Not compact embedding

• Nov 20th 2011, 01:44 AM
AlexanderW
Not compact embedding
Hi,

how to prove, that for $n=1$ and $\Omega:=(0,1)$ the embedding $C^0(\overline{\Omega}) \to L^2(\Omega)$ is not compact?

I've got a hint, to use the sequence $f_k(x)=\sin(\pi k x)$ with $k \in \mathbb N$. So, I should prove, that the space is not sequentially compact.

Bye,
Alexander
• Nov 20th 2011, 04:03 AM
girdav
Re: Not compact embedding
The sequence $\{f_k\}$ is weakly convergent in $C^0(\overline{\Omega})$ but it's not strongly convergent in $L^2(\Omega)$.
• Nov 20th 2011, 02:13 PM
Jose27
Re: Not compact embedding
An argument without weak topologies would be: $\| f_k\| _{C^0} = 1$, but $\| f_k\|_{L^2} = 2\pi$ (I think, haven't checked this is the correct value, the fact is that this norm is constant) and $f_k$ is orthogonal in $L^2$.
• Nov 21st 2011, 02:32 AM
AlexanderW
Re: Not compact embedding
Hi,
thank you for your hints. By definition, a sequence $\{x_k\}$ in a banach space $X$ is weakly convergent to an element $x\in X$ , if $f(x_k) \to f(x)$ for every $f \in X^*$, where $X^*$ denotes the dual space of $X$.

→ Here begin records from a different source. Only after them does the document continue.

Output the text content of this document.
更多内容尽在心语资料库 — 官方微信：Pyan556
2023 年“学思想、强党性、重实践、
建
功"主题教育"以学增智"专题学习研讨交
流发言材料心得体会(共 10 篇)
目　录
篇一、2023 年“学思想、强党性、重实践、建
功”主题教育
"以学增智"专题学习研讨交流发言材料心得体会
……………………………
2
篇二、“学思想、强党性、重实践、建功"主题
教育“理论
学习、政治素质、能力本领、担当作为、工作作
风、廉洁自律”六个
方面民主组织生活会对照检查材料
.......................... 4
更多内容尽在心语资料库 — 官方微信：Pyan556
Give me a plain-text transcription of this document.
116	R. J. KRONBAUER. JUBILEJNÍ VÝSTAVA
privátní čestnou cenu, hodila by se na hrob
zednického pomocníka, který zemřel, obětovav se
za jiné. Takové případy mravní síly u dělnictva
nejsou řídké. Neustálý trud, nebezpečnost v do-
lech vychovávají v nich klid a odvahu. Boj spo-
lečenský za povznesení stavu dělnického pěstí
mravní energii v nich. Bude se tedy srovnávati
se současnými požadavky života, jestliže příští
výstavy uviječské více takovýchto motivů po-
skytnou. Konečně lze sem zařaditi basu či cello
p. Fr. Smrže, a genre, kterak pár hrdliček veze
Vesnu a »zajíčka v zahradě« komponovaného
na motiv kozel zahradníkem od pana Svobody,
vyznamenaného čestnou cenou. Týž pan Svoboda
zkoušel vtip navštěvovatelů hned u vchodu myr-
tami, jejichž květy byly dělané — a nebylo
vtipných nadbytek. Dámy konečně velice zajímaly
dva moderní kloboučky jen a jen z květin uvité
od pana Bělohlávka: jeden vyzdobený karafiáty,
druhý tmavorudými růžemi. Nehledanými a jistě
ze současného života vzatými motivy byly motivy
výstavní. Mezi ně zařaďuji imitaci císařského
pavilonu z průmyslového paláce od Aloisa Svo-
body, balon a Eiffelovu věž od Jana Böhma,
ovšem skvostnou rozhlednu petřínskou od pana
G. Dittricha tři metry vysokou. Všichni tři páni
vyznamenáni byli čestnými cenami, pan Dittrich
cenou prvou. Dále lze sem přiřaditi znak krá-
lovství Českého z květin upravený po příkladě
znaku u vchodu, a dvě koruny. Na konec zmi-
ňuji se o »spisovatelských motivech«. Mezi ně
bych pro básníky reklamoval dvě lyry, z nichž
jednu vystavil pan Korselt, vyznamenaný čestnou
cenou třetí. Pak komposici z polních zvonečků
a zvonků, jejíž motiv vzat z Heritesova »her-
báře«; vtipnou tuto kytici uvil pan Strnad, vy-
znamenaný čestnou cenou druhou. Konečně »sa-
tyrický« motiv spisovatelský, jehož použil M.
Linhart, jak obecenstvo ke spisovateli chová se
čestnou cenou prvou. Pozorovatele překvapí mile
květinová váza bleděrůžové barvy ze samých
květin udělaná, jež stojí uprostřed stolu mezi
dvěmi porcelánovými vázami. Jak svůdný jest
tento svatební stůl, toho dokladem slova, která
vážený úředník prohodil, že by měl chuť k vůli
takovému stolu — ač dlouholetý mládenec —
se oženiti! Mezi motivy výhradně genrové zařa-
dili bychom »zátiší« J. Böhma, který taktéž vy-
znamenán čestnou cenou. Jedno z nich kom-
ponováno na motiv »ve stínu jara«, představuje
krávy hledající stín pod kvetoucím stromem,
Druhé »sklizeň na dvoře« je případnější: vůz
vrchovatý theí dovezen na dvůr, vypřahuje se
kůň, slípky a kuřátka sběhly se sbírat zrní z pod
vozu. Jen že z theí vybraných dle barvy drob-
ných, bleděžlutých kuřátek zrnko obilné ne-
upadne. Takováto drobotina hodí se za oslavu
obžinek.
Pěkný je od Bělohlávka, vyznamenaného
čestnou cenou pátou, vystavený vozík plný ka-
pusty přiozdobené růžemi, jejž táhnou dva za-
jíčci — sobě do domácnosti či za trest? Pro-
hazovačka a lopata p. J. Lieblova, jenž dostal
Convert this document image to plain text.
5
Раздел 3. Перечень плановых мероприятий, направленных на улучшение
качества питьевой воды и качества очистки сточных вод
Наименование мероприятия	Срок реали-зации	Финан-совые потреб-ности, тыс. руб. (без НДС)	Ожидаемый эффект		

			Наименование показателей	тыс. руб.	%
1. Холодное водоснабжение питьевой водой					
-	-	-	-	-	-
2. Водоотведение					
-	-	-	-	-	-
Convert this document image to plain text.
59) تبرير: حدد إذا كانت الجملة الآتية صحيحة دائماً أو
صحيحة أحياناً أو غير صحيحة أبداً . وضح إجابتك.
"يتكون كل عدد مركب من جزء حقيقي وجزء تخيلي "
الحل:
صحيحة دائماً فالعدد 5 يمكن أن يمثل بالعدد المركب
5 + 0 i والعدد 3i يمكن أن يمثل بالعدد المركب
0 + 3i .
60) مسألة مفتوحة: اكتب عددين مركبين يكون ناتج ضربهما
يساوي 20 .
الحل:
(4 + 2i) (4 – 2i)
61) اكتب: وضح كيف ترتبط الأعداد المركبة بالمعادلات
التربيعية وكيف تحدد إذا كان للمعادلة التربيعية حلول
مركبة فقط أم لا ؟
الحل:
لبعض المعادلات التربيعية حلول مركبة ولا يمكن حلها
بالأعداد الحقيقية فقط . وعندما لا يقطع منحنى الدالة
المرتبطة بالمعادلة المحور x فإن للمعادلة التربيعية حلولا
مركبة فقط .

The dual space of $C^0([0,1])$ is the space of all linear functions $C^0([0,1]) \to \mathbb R$. So I have to prove that there exists a $f$, with $g(f_k)= g(\sin (\pi k))\rightarrow g(f)$ for all $g:C^0([0,1]) \to \mathbb R$ ?
( $f_k(x)=\sin(\pi k x)$)
How to find this $f$?

Now to the other statement:
Do I have to prove that there is no $\widetilde{f}$ with $\left \| \sin(\pi k) - \widetilde{f}\right \|_2 \to 0$ ?

Bye,
Alexander
• Nov 21st 2011, 12:59 PM
girdav
Re: Not compact embedding
You can show that $\{f_k\}$ converges weakly to $0$. Then use the characterization of the dual space of $C^0(\overline{\Omega})$.